Ma Yuan's Scholar by a Waterfall
Ma Yuan’s Scholar by a Waterfall

It jumps from thought
to no-thought like
riding over cobblestones.
Uncomfortable and enchanting
all at once.

Watching waves tumble over
each other in their race
for the shore, I
see men crawling
over their fallen dead
scrambling for sand

Now I see your face
or is it our face?
It is sad and unhappy. Tied
to old people, old ideas.
It can’t see it’s own
beauty for the wrinkles.

Is this poetry? Skimmed
off the top of my thoughts
and thrown away like
cream from milk?

Is this thought?
Mere images that
play on and on. An old
phonograph: scratchy and
tinny but irresistibly
charming?

Some say that’s what
love is like. Wonderful
in the most useless of ways.
I always thought love
was a silver bullet
to the head that
sadly doesn’t kill
you. Only leaves you
always mumbling about
your slippers

Or is that old age?
It’s hard to recall
They come and go, and
go and come. As waves,
as men, as music that flirts
about the ears…

mist rising from the water.

Author: Jonathon

Would rather be out swimming, running, or camping. Works in state government. Spent a youth reading genre-fiction; today, he is making up for it by reading large quantities of non-fiction literature. The fact that truth, in every way, is more fascinating than fiction still tickles him.

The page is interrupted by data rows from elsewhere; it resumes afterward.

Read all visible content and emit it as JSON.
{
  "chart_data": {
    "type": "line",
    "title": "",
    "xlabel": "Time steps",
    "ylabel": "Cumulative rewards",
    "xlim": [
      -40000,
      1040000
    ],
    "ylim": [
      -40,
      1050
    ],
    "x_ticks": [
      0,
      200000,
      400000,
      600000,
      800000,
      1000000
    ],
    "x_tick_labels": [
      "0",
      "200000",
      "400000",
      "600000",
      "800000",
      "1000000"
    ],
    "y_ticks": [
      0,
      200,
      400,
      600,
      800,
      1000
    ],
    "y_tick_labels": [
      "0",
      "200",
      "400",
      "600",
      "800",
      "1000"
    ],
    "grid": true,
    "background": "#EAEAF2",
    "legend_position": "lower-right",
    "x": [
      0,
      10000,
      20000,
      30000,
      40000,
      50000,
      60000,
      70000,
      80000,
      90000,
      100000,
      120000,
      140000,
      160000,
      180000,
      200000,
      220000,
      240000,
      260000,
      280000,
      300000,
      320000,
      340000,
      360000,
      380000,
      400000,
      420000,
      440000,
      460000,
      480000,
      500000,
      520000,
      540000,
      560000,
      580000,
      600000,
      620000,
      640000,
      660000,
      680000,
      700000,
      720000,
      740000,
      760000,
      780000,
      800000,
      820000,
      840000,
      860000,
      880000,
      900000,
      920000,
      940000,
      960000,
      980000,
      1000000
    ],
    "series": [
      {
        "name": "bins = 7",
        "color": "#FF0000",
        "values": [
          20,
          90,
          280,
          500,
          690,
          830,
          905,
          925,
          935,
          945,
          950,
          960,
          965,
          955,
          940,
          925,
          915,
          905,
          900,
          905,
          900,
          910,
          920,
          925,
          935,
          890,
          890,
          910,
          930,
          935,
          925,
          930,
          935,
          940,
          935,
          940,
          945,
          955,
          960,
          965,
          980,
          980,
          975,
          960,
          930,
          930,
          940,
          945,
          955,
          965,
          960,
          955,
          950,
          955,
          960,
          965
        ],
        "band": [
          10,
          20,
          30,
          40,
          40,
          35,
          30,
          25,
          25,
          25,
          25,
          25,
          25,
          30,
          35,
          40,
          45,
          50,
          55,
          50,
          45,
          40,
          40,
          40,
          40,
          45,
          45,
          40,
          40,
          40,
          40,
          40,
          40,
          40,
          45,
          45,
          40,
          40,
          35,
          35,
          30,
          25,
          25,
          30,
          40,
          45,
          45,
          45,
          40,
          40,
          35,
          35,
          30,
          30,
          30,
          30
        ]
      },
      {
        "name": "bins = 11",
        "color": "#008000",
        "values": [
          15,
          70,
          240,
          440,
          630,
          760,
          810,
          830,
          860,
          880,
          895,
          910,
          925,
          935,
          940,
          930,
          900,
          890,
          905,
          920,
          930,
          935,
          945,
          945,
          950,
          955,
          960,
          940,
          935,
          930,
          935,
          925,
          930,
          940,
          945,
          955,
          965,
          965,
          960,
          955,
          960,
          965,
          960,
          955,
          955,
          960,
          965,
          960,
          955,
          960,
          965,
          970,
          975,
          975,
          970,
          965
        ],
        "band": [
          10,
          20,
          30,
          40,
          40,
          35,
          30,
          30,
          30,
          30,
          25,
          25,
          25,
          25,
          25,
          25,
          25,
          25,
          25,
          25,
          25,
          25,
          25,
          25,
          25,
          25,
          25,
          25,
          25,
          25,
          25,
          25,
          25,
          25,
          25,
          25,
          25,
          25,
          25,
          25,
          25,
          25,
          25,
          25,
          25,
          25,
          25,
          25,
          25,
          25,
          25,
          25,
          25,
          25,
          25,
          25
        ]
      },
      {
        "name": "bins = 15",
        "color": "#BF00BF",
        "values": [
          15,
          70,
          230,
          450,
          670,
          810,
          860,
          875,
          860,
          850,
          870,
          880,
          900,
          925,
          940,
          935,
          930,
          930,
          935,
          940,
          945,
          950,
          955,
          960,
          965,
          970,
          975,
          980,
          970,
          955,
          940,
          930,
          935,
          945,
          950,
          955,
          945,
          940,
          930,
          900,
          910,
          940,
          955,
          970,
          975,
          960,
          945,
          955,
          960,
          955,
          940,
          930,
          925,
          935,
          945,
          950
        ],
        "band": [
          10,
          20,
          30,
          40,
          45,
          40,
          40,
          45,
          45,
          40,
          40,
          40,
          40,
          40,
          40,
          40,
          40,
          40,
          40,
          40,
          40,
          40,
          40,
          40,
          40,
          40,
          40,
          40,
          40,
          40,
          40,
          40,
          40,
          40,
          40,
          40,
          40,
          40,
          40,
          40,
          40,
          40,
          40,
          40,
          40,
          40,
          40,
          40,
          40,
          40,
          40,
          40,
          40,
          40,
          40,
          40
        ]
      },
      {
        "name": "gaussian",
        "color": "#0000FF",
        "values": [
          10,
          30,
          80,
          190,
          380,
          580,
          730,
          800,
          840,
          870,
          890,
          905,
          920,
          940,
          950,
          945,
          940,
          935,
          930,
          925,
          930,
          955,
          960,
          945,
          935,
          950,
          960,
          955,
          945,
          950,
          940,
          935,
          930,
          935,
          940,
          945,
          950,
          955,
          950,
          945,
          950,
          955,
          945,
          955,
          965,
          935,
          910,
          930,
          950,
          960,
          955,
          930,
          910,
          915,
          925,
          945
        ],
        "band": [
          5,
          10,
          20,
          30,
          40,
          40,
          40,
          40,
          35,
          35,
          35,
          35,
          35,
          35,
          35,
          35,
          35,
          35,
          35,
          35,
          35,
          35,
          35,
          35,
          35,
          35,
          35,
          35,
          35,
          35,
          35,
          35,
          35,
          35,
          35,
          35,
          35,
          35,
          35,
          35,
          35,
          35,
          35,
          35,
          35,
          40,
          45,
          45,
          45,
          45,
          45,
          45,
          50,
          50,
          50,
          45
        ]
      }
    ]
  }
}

One thought on “Contemplative Transciptions”

  1. Very lovely. I like “music that flirts about the ears” and “uncomfortable and enchanting” and “scratchy and tinny”. It all moves together nicely, and I like the graphic with it.

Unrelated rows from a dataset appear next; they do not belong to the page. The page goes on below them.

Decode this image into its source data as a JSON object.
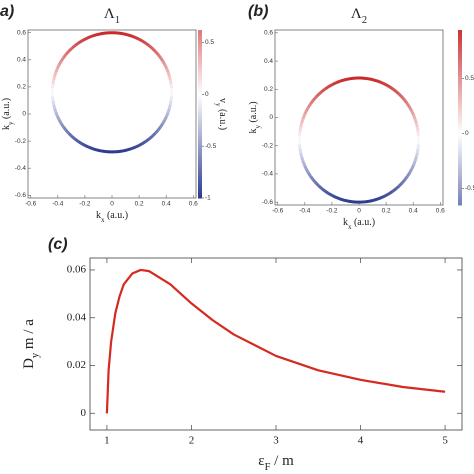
{
  "chart_data": [
    {
      "type": "circle",
      "panel": "a)",
      "title": {
        "main": "Λ",
        "sub": "1"
      },
      "center": [
        0,
        0.16
      ],
      "radius": 0.44,
      "xlim": [
        -0.62,
        0.62
      ],
      "ylim": [
        -0.62,
        0.62
      ],
      "xticks": [
        -0.6,
        -0.4,
        -0.2,
        0,
        0.2,
        0.4,
        0.6
      ],
      "yticks": [
        -0.6,
        -0.4,
        -0.2,
        0,
        0.2,
        0.4,
        0.6
      ],
      "xlabel": {
        "main": "k",
        "sub": "x",
        "unit": " (a.u.)"
      },
      "ylabel": {
        "main": "k",
        "sub": "y",
        "unit": " (a.u.)"
      },
      "clim": [
        -1,
        0.62
      ],
      "cticks": [
        0.5,
        0,
        -0.5,
        -1
      ],
      "clabel": {
        "main": "v",
        "sub": "y",
        "unit": " (a.u.)"
      },
      "colormap": {
        "low": "#2a3a8f",
        "mid": "#ffffff",
        "high": "#c8282a"
      }
    },
    {
      "type": "circle",
      "panel": "(b)",
      "title": {
        "main": "Λ",
        "sub": "2"
      },
      "center": [
        0,
        -0.16
      ],
      "radius": 0.44,
      "xlim": [
        -0.62,
        0.62
      ],
      "ylim": [
        -0.62,
        0.62
      ],
      "xticks": [
        -0.6,
        -0.4,
        -0.2,
        0,
        0.2,
        0.4,
        0.6
      ],
      "yticks": [
        -0.6,
        -0.4,
        -0.2,
        0,
        0.2,
        0.4,
        0.6
      ],
      "xlabel": {
        "main": "k",
        "sub": "x",
        "unit": " (a.u.)"
      },
      "ylabel": {
        "main": "k",
        "sub": "y",
        "unit": " (a.u.)"
      },
      "clim": [
        -0.65,
        0.94
      ],
      "cticks": [
        0.5,
        0,
        -0.5
      ],
      "clabel": {
        "main": "v",
        "sub": "y",
        "unit": " (a.u.)"
      },
      "colormap": {
        "low": "#2a3a8f",
        "mid": "#ffffff",
        "high": "#c8282a"
      }
    },
    {
      "type": "line",
      "panel": "(c)",
      "color": "#d42a20",
      "x": [
        1,
        1.02,
        1.05,
        1.1,
        1.15,
        1.2,
        1.3,
        1.4,
        1.5,
        1.75,
        2,
        2.25,
        2.5,
        3,
        3.5,
        4,
        4.5,
        5
      ],
      "y": [
        0,
        0.018,
        0.03,
        0.042,
        0.049,
        0.054,
        0.0585,
        0.06,
        0.0595,
        0.054,
        0.046,
        0.039,
        0.033,
        0.024,
        0.018,
        0.014,
        0.011,
        0.009
      ],
      "xlim": [
        0.8,
        5.2
      ],
      "ylim": [
        -0.007,
        0.065
      ],
      "xticks": [
        1,
        2,
        3,
        4,
        5
      ],
      "yticks": [
        0,
        0.02,
        0.04,
        0.06
      ],
      "xlabel": {
        "main": "ε",
        "sub": "F",
        "unit": " / m"
      },
      "ylabel": {
        "main": "D",
        "sub": "y",
        "unit": "  m / a"
      }
    }
  ]
}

    (The news from my present antiquity about “mumbling” to oneself: (1) speaking aloud to oneself helps select one focus of attention from the tangle of a lifetime’s brain; and (2) it’s addressed to someone, the cat perhaps. If love is companionable, then the topic of slippers, shared, is as good a pretext as any to reach out, if ineffectively.)